The R7.2 billion reason some South Africans still live in darkness
Rampant electricity theft, meter bypassing, and illegal connections have been singled out as the major reasons why some areas of South Africa still experience load reduction.
This was revealed by the Minister of Electricity and Energy, Kgosientsho Ramokgopa, in his response to a recent parliamentary Q&A.
MK Party MP Sihle Ngubane had asked the minister whether he now found his previous notion that load-shedding was a thing of South Africa’s past incorrect, given the continued prevalence of electricity outages in parts of the country.
In contrast to load-shedding, which was a deliberate shutdown of electricity due to insufficient supply, load reduction has been touted by Eskom as a way to safeguard critical energy infrastructure.
“Although the power system remains stable and generation capacity continues to exceed demand, illegal connections and meter tampering persist in certain localised areas,” Ramokgopa said.
“This drives infrastructure damage and poses serious safety risks. Eskom continues to implement load reduction as a temporary, targeted measure in high-risk areas to protect both the communities and the electricity network.”
Criminal conduct was reported to have cost Eskom an estimated R7.2 billion during its 2024/25 financial year alone, an increase of approximately 7.46% from the previous year.
This included ghost vending, which is the syndicated generation and sale of unauthorised and illegal electricity tokens carried out by South Africa’s various criminal networks.
Electricity theft was estimated at around 14.9 TWh of electricity in 2025, equivalent to almost 8% of Eskom’s electricity sales for the year and a 7.19% increase from 2024.
Eskom said it aims to completely eliminate load reduction by 2027 through the installation of smart meters across the country, which it claims will help reduce energy theft.
As of its latest system update on 5 June, Eskom said 295,465 smart meters had been installed on load reduction feeders, benefiting 714,513 customers or 42% of its customer target.
Higher tariffs drive energy theft

Energy expert Chris Yelland has previously warned that Eskom’s exorbitant electricity tariff increases are directly responsible for an increase in energy theft.
In March, the National Energy Regulator of South Africa (NERSA) approved an 8.76% tariff increase from 1 April 2026, with an additional tariff increase of 8.83% set for 2027.
These tariff increases were initially supposed to be just 5.36% for 2026 and 6.19% for 2027, and follow multiple consecutive years of double-digit tariff increases.
NERSA agreed to the almost 9% increases to allow Eskom to recover a R54.7 billion shortfall over three years, due to accounting errors on NERSA’s part in calculating Eskom’s allowable revenue.
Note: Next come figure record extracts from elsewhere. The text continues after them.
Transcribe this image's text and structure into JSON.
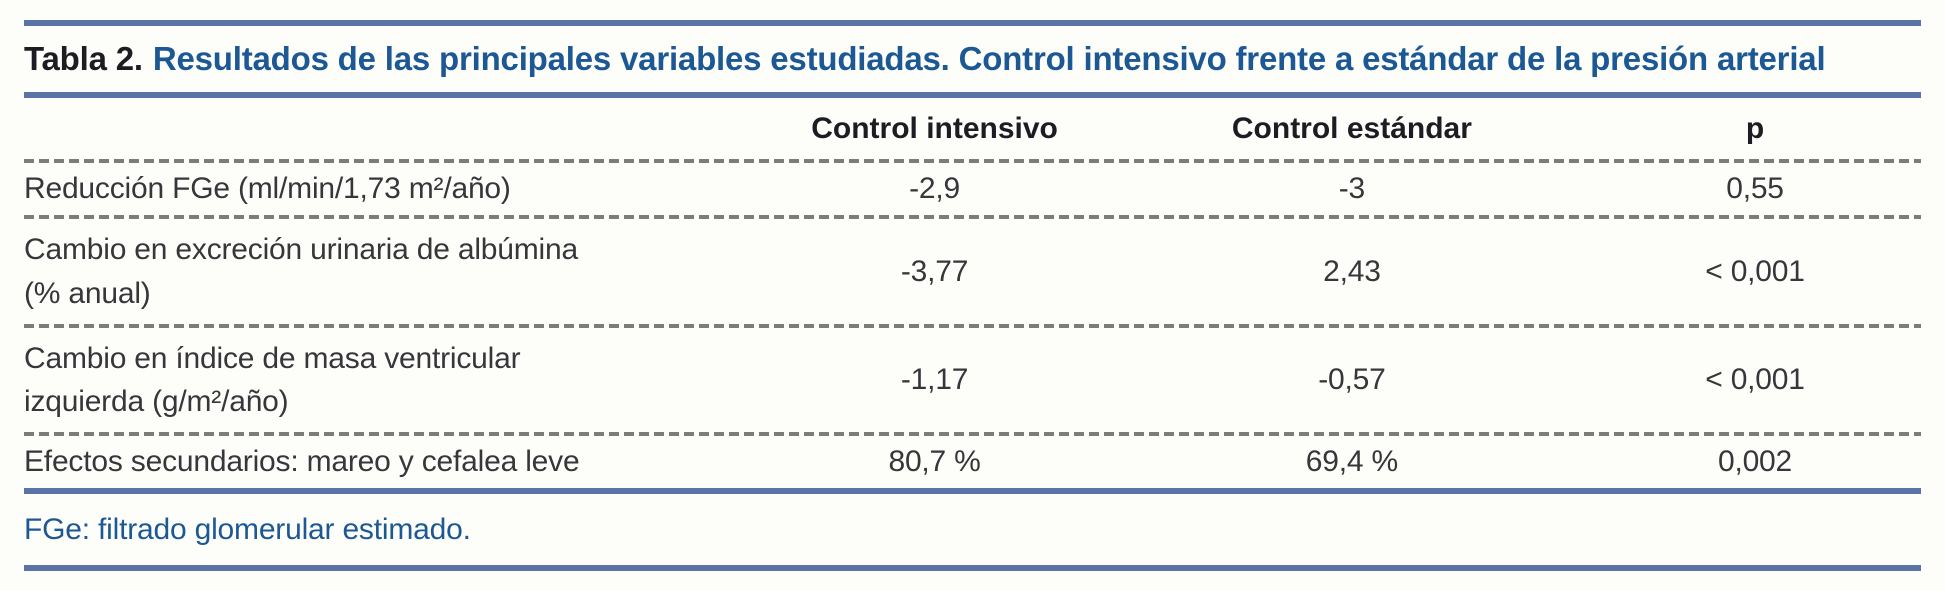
{
  "page": {
    "background": "#fdfdfa",
    "type": "journal-article-table"
  },
  "colors": {
    "accent_rule_blue": "#5a74a8",
    "title_blue": "#1b5894",
    "heading_black": "#1c1c22",
    "body_text": "#37373b",
    "dash_separator_gray": "#7c7c7c"
  },
  "title": {
    "prefix": "Tabla 2.",
    "text": "Resultados de las principales variables estudiadas. Control intensivo frente a estándar de la presión arterial"
  },
  "table": {
    "columns": [
      "Control intensivo",
      "Control estándar",
      "p"
    ],
    "rows": [
      {
        "label": "Reducción FGe (ml/min/1,73 m²/año)",
        "intensivo": "-2,9",
        "estandar": "-3",
        "p": "0,55"
      },
      {
        "label": "Cambio en excreción urinaria de albúmina\n(% anual)",
        "intensivo": "-3,77",
        "estandar": "2,43",
        "p": "< 0,001"
      },
      {
        "label": "Cambio en índice de masa ventricular\nizquierda (g/m²/año)",
        "intensivo": "-1,17",
        "estandar": "-0,57",
        "p": "< 0,001"
      },
      {
        "label": "Efectos secundarios: mareo y cefalea leve",
        "intensivo": "80,7 %",
        "estandar": "69,4 %",
        "p": "0,002"
      }
    ]
  },
  "footnote": "FGe: filtrado glomerular estimado."
}
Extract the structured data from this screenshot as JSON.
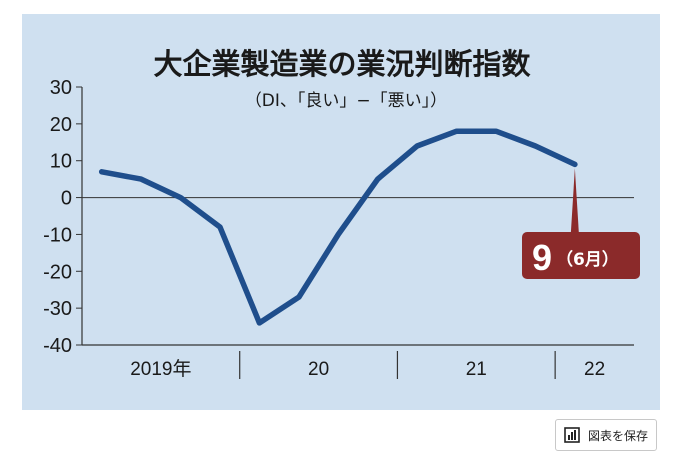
{
  "chart_data": {
    "type": "line",
    "title": "大企業製造業の業況判断指数",
    "subtitle": "（DI、「良い」−「悪い」）",
    "ylim": [
      -40,
      30
    ],
    "yticks": [
      30,
      20,
      10,
      0,
      -10,
      -20,
      -30,
      -40
    ],
    "ytick_labels": [
      "30",
      "20",
      "10",
      "0",
      "-10",
      "-20",
      "-30",
      "-40"
    ],
    "x_groups": [
      {
        "label": "2019年",
        "start": 0,
        "end": 4
      },
      {
        "label": "20",
        "start": 4,
        "end": 8
      },
      {
        "label": "21",
        "start": 8,
        "end": 12
      },
      {
        "label": "22",
        "start": 12,
        "end": 14
      }
    ],
    "series": [
      {
        "x": [
          0.5,
          1.5,
          2.5,
          3.5,
          4.5,
          5.5,
          6.5,
          7.5,
          8.5,
          9.5,
          10.5,
          11.5,
          12.5,
          13.5
        ],
        "values": [
          7,
          5,
          0,
          -8,
          -34,
          -27,
          -10,
          5,
          14,
          18,
          18,
          14,
          9,
          null
        ],
        "color": "#1f4e8c"
      }
    ],
    "grid": false,
    "annotation": {
      "value": "9",
      "label": "（6月）",
      "color": "#8b2a2a"
    }
  },
  "toolbar": {
    "save_label": "図表を保存",
    "save_icon": "bar-chart-icon"
  }
}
“There are two factors at play,” Yelland said. “First of all, theft and non-payment increase by consumers and by municipalities alike. So, Eskom’s arrears are likely to grow.”
“It just means that people either start shutting down or moving to alternative energy suppliers, or going off the grid completely.”
Eskom has reported significant declines in electricity demand in recent months, as more South Africans turn to illegal connections or alternative power sources such as solar.
Alongside this, the utility’s municipal debt pool continues to grow, reportedly reaching over R111 billion as of May 2026.
Yelland also pointed to NERSA’s classification of technical and non-technical losses as concerning, given how these losses are recovered through tariff increases.
While NERSA estimated technical losses at around 12%, Yelland said it was likely closer to just 5%, with the other 7% accounting for non-technical losses such as theft and non-payment.
“By misclassifying non-technical losses as technical losses, the model effectively allows municipalities to recover the cost of electricity theft and non-payment from paying customers,” Yelland explained.
“The model then adds the cost of these assumed technical losses back into bulk energy costs, resulting in double-charging. This directly inflates approved tariffs and places an unjust burden on compliant customers.”